Intellectual property litigation arises under a number of circumstances, each suited to a different purpose and objective. A suit may be filed by someone:
with a patent, trademark, copyright or trade secrets intending to stop ongoing infringemen;
without intellectual property rights, seeking a court order finding that they would not infringe another's intellectual property rights;
to recover intellectual property rights conveyed by contract, license, or assignment; or
to stop unfair competition or disparagement of their products, goods or services.
In the first instance, intellectual property rights in patent, trademark or copyright are used as a sword. Litigation brings with it, not only the attendant costs and fees associated with any complex area of litigation, it also intrudes into the business practices and customer relationships of the defendant. It disrupts the defendant's business, prevents or dissuades marketing and distribution of potentially infringing goods or services and closes competitive markets. Even the threat of litigation can prevent another from capitalizing on technology that may be protected by patent, copyright or trade secrets, providing a competitive advantage to the property owner.
For these reasons, the courts allow access to those placed under threat of intellectual property lawsuits. Litigation becomes a shield. When a business is placed on notice of infringing another's intellectual property rights, and has a reasonable fear of being sued for infringement, it may choose to file suit for a determination of its rights. Why would anyone choose to file a lawsuit when there is only the threat? Perhaps the property owner will not carry through on the threat. However...
if they do sue, they may sue in another jurisdiction, raising the costs of defending the lawsuit, perhaps to an unbearable level;
if they don't sue immediately, does your business follow through on its plans, or abandon an otherwise promising and profitable venture under the threat of litigation;
if you choose to ignore the threat and proceed with the potentially infringing material, the profits from your venture may end up in your competitor's hands when suit is finally filed.
For these reasons, a business may sometimes find it advantageous to file suit in defense of a threat of infringement. Questions are answered before a heavy R&D investment is abandoned or extended into production.
While suits for patent infringement or for rights arising under the federal copyright laws are solely entertained in federal court, recovering intellectual property rights conveyed by contract, license, or assignment is very often a state court endeavor. Intellectual property is "personal" property and rights conveyed by these or similar instruments are no different than any other rights to personal property conveyed under contract. In some instances, it may be possible to litigate these rights without the necessity of referral to an intellectual property litigator. Very often, however, suits for recovery of these rights may raise issues of performance, infringement, fraud in the procurement, or issues of inventorship, ownership or priority governed by patent law. For this reason, it is recommended that the choice of litigation counsel be made only after identification of all issues likely to be raised as a consequence of filing suit.
Similarly, a suit to stop unfair competition or product disparagement may also find itself in state court. Unfair competition finds statutory authority in both federal and state courts. Nevertheless, it is very often joined to other issues such as patent, trademark or copyright infringement, which are federal issues, or it may be joined with allegations of trade secret theft, non-compete or non-disclosure contract violations or state fraud actions, all played out in state court. The choice of whether to proceed to federal or state court may depend on these and other factors such as the presence of federal or state registrations for intellectual property or the ability to obtain jurisdiction (court authority) over the defendant or defendants (all of which may be outside the state, geographically dispersed over the United States or even located beyond U.S. borders).

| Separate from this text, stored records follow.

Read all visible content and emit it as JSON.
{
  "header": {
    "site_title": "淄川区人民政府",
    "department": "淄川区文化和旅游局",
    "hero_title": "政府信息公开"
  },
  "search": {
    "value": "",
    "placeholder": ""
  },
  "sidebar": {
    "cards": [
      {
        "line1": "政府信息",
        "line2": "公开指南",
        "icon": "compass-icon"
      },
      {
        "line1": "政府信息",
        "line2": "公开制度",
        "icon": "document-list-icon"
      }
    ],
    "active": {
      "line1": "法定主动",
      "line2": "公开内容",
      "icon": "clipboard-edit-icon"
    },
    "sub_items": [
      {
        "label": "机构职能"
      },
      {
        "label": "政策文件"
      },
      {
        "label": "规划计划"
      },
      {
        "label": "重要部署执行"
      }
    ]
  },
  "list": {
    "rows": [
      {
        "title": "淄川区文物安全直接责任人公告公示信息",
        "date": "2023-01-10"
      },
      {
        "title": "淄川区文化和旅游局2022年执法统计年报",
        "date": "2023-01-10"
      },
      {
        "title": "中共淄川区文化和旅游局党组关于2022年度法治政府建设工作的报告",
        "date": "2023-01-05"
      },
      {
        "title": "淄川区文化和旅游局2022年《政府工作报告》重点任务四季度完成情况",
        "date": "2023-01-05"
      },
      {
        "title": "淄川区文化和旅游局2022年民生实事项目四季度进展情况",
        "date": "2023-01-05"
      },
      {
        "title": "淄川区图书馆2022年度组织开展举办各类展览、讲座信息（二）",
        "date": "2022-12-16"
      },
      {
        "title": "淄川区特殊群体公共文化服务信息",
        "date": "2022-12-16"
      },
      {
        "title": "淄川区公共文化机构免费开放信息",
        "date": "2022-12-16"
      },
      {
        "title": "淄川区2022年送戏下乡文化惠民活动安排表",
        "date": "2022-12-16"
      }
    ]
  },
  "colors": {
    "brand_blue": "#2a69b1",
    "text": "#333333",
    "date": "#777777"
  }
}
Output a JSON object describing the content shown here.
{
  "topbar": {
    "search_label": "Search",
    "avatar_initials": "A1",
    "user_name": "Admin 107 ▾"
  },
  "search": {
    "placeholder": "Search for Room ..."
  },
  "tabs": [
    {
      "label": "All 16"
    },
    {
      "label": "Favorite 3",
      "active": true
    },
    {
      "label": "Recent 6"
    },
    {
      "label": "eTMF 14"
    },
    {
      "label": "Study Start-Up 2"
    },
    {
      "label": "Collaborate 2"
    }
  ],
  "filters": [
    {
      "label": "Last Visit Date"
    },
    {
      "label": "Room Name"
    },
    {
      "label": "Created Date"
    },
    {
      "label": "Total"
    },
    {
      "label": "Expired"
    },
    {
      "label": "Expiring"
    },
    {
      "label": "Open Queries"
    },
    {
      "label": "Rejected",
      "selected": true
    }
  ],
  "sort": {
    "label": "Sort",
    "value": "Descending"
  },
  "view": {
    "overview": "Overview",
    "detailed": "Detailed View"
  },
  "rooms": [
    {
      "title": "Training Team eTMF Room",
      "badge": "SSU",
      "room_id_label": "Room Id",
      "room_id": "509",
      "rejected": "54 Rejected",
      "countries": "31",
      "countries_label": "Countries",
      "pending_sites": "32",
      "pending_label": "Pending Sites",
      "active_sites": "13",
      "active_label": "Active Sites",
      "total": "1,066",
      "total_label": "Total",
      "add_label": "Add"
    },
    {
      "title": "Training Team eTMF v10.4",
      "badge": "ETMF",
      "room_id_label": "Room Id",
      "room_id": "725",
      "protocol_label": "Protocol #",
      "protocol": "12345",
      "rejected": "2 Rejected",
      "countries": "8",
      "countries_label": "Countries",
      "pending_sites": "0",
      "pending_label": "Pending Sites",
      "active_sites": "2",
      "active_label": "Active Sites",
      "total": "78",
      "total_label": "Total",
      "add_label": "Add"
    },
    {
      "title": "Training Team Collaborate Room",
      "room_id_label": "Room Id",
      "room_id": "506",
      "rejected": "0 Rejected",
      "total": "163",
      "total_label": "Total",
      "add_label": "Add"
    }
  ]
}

Intellectual property litigation is one of the most resource intensive and expensive litigation areas today. In patent litigation, the patent will almost always come under attack as not infringed, unenforceable or invalid. The claims of the patent will be scrutinized and the language dissected for weaknesses in the patent's scope of protection. Commentary or language buried in communications with the Patent Office at the time the patent was applied for will be similarly studied for evidence of non-infringement or invalidity. The inventors may have their testimony taken down, their research notes studied and personal credibility called into question. On the flip side, the patent holder will want the names of people and businesses coming into possession of the allegedly infringing goods. This means turning over customer lists to the opposing attorney, usually under court orders requiring the lists to be maintained in confidence. Nevertheless, armed with this information, key customers could be sued for infringement, distributors or retailers threatened for carrying infringing goods by your company and subpoenas issued to track sales records and histories. Litigation can be messy business.
In all instances, businesses are best served by directly confronting their intellectual property issues. If your industry relies upon patented technology to manufacture a product or engage in a business method, understand where your own patent rights lie and where your competitor's may lie. If your industry depends on trademarks, register and police your marks. If trade secrets are the crux of your business, protect them with non-disclosure agreements, police your employees and monitor your competition. Intellectual property rights are only as good as your ability to protect them. While the cost of any litigation is high, the cost of being caught on the wrong side of a judgment is even higher.